Insides is a more contained and hypnotic piece with three timed sections that explore obliquely related material. Each section is built on a constant pulse. I view this piece as existing in the same compositional vein as an ensemble work I made for the combined forces of Ensemble Garage and Bastard Assignments in Cologne last summer, One Two (2022), in that it juxtaposes an organically developing opening with a mechanically repetitive second section. In Insides I add a third section, an abstracted song. EH
BIOGRAPHY
Edward Henderson is a composer from south London. His work has been programmed at hcmf//, LCMF and Aldeburgh Festival as well as broadcast on BBC Radio 3, Deutchlandfunk and Südwestrundfunk in Germany and on RTÉ in Ireland.

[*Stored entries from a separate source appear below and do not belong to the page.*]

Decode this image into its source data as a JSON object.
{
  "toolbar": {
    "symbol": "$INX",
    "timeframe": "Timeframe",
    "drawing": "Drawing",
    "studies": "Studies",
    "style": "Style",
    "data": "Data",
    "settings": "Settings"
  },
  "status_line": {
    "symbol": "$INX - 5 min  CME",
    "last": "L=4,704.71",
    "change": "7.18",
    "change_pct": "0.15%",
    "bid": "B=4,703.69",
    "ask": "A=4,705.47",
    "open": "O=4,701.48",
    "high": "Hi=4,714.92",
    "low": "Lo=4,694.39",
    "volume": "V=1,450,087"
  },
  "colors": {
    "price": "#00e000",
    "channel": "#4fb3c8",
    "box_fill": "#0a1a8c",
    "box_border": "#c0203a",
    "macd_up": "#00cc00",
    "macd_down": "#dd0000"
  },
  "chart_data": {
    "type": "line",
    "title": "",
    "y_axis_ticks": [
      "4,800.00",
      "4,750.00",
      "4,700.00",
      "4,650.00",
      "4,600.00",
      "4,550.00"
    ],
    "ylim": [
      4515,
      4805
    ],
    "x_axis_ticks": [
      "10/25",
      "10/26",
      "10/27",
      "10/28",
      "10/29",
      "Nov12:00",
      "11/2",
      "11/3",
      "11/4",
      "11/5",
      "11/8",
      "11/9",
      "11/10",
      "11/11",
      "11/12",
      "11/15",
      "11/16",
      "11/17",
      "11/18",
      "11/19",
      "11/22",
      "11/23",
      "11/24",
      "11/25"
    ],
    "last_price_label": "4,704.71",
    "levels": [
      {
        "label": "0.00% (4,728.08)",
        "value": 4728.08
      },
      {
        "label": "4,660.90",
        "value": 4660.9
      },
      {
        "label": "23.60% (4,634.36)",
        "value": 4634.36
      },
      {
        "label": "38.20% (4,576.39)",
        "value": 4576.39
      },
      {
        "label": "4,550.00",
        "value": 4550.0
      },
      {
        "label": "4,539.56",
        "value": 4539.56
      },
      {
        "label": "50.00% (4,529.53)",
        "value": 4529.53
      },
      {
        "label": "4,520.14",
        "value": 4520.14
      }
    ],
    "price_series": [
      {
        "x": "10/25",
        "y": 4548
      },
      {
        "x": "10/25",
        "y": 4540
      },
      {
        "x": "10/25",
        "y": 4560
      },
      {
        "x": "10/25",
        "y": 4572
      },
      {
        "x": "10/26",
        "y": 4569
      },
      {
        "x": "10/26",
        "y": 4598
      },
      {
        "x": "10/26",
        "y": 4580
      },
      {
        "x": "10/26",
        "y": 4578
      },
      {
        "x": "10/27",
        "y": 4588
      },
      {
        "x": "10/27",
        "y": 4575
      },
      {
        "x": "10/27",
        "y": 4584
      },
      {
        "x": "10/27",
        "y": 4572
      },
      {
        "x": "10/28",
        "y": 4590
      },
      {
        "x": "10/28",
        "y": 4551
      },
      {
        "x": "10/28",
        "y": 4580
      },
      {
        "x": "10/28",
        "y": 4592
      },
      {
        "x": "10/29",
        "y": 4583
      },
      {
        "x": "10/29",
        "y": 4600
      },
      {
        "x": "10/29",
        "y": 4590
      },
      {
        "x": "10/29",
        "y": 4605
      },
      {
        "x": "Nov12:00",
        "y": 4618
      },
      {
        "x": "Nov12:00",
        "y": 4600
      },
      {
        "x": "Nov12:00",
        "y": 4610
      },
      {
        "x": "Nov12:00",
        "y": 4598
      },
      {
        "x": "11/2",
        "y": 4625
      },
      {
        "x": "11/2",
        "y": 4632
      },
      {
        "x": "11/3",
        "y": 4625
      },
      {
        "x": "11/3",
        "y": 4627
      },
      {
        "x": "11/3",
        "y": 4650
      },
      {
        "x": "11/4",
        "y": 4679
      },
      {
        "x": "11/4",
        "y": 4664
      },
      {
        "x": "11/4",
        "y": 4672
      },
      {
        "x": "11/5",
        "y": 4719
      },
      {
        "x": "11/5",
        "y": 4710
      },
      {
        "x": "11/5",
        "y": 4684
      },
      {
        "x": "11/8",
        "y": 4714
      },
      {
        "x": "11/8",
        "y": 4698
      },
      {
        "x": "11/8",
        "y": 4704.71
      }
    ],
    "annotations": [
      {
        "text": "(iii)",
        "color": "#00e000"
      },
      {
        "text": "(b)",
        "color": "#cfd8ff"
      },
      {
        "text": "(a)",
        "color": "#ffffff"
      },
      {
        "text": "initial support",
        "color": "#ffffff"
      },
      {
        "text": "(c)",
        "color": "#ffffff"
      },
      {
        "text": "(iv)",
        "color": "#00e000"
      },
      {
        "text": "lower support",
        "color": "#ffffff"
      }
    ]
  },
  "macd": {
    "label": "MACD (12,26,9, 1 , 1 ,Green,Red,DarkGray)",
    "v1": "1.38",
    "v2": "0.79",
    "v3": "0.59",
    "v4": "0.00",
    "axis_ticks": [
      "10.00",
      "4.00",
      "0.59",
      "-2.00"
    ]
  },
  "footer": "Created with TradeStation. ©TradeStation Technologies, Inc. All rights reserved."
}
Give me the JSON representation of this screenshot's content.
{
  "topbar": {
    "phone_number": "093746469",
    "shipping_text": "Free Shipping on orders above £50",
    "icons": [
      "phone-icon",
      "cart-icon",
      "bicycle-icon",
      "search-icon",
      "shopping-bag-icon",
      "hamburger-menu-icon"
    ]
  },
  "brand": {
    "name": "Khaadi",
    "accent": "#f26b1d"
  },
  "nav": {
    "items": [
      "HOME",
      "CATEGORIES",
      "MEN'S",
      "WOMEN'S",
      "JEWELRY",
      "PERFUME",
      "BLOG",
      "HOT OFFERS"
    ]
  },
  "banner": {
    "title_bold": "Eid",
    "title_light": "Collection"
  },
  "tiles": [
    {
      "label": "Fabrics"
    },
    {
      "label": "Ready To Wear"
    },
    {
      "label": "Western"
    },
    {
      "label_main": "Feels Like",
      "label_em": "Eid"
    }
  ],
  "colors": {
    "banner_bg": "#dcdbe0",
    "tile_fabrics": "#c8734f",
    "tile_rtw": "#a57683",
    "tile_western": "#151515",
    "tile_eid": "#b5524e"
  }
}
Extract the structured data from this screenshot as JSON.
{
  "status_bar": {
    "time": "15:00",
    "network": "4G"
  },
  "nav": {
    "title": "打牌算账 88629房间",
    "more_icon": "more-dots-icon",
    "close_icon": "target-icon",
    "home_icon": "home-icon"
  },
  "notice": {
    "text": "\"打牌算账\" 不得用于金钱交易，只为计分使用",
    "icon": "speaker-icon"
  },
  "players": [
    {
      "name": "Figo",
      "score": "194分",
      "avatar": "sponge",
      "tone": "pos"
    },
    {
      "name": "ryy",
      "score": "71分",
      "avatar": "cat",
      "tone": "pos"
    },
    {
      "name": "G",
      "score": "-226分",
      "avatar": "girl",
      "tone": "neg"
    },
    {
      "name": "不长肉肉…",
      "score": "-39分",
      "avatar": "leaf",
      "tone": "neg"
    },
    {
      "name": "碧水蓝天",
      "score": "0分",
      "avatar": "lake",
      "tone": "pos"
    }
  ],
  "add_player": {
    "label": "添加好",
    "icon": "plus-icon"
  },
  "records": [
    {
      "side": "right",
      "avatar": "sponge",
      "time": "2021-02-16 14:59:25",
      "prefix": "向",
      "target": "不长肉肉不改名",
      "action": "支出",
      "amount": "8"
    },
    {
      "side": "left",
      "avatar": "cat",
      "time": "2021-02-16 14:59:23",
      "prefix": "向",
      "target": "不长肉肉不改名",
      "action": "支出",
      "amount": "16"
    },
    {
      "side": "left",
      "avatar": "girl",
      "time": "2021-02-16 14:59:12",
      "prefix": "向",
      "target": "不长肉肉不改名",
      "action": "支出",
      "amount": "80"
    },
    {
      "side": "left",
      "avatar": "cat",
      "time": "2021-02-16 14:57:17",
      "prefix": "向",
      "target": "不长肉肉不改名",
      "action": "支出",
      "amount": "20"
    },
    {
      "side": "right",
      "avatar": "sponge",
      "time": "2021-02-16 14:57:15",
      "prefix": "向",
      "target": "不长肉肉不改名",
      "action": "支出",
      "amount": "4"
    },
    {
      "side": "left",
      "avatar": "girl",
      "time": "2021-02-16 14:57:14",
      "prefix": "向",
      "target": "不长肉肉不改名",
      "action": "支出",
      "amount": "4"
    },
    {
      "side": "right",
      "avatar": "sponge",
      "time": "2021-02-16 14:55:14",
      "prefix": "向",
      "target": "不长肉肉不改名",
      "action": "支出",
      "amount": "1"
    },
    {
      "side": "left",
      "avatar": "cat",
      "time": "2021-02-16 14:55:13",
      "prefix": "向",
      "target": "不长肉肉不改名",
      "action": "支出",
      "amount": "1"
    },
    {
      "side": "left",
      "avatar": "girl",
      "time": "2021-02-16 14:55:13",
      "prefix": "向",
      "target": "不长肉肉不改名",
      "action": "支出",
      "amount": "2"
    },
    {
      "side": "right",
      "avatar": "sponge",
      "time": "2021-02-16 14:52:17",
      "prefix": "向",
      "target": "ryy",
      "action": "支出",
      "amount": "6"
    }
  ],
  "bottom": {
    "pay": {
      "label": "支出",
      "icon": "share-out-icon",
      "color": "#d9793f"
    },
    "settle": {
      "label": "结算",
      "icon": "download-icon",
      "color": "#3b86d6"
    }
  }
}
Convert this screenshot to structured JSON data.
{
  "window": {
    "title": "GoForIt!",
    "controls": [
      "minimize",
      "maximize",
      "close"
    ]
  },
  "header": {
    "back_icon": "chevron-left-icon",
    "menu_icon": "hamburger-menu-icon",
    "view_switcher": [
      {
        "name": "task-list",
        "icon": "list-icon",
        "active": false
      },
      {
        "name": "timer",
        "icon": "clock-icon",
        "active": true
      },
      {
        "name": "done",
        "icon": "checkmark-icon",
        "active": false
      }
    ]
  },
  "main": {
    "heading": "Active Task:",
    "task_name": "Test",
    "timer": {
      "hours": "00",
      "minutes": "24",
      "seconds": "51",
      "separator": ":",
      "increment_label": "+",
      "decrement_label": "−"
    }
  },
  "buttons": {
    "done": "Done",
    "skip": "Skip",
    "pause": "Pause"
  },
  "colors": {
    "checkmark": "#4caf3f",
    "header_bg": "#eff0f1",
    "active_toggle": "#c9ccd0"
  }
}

Since 2013, alongside Timothy Cape, Caitlin Rowley and Josh Spear, he has been part of the composer-performer group Bastard Assignments (“one of the most exciting forces in contemporary music” – Financial Times). In 2024 they are developing concert-length collaborative commissions for performance in 2025 and 2026 in Norway, Germany and London.
Edward studied music at the University of Cambridge and composition at Trinity Laban where he was awarded the Directors’ Prize for Composition. He writes about music for The Wire (UK) and Positionen (DE).
He teaches composition and music history at City Lit and in the junior department at Trinity Laban and he is the composition tutor at Morley College.
Francesca Fargion is a composer/performer currently doing a PhD at the Royal Birmingham Conservatoire, funded by Midlands4Cities. She studied the piano at the Guildhall School of Music and Drama, before doing a Masters in Creative Practice at Goldsmiths University. She has performed internationally at venues such as, Cafe Oto (London), Iklektik (London), Kaaitheater (Brussels), Théâtre de la Bastille (Paris) and renowned festivals including LCMF (London), Music We’d like to Hear (London), Impulstanz (Vienna), Festspillene (Bergen). She works with naivety, humour and explores female perspectives and home-made aesthetics, often writing for her voice and keyboard instruments. Over the last few years she has written a variety of music and performance pieces, including a commission by Volcano Theatre resulting in ‘The Singing Agony Aunt’ (2022), which subsequently toured to Nuremberg as part of the Musik Installationen festival. Another commission includes an ‘insert’ into Seán Clancy and Andy Ingamell’s durational piece ‘This Is About’ for which she created and performed her ‘Diary Songs’ (2020). In addition to her solo work, she writes for her sibling duo collaboration, The Fargions, who have also recently begun curating an experimental performance event series, ‘Good Company’, in London. She has performed and collaborated with ensembles such as Apartment House and Plus Minus ensemble, in addition to working with several dance and theatre practitioners. This includes working extensively with Burrows&Fargion on their project ’52 Portraits’, and their ongoing series Music For Lectures. She has also been involved in the work of Spreafico Eckly (Andrea Spreafico and Caroline Eckly) touring their latest piece ‘Bad Dante Bad English Bad Opera’; and dance company ECCE’s (Claire Croizé and Etienne Guilloteau) 2019 piece, ‘Flowers (we are)’. Her latest piece Louise, gently falling, commissioned by Plus Minus ensemble as part of the Cyborg Soloists research project, will be performed in October 2023.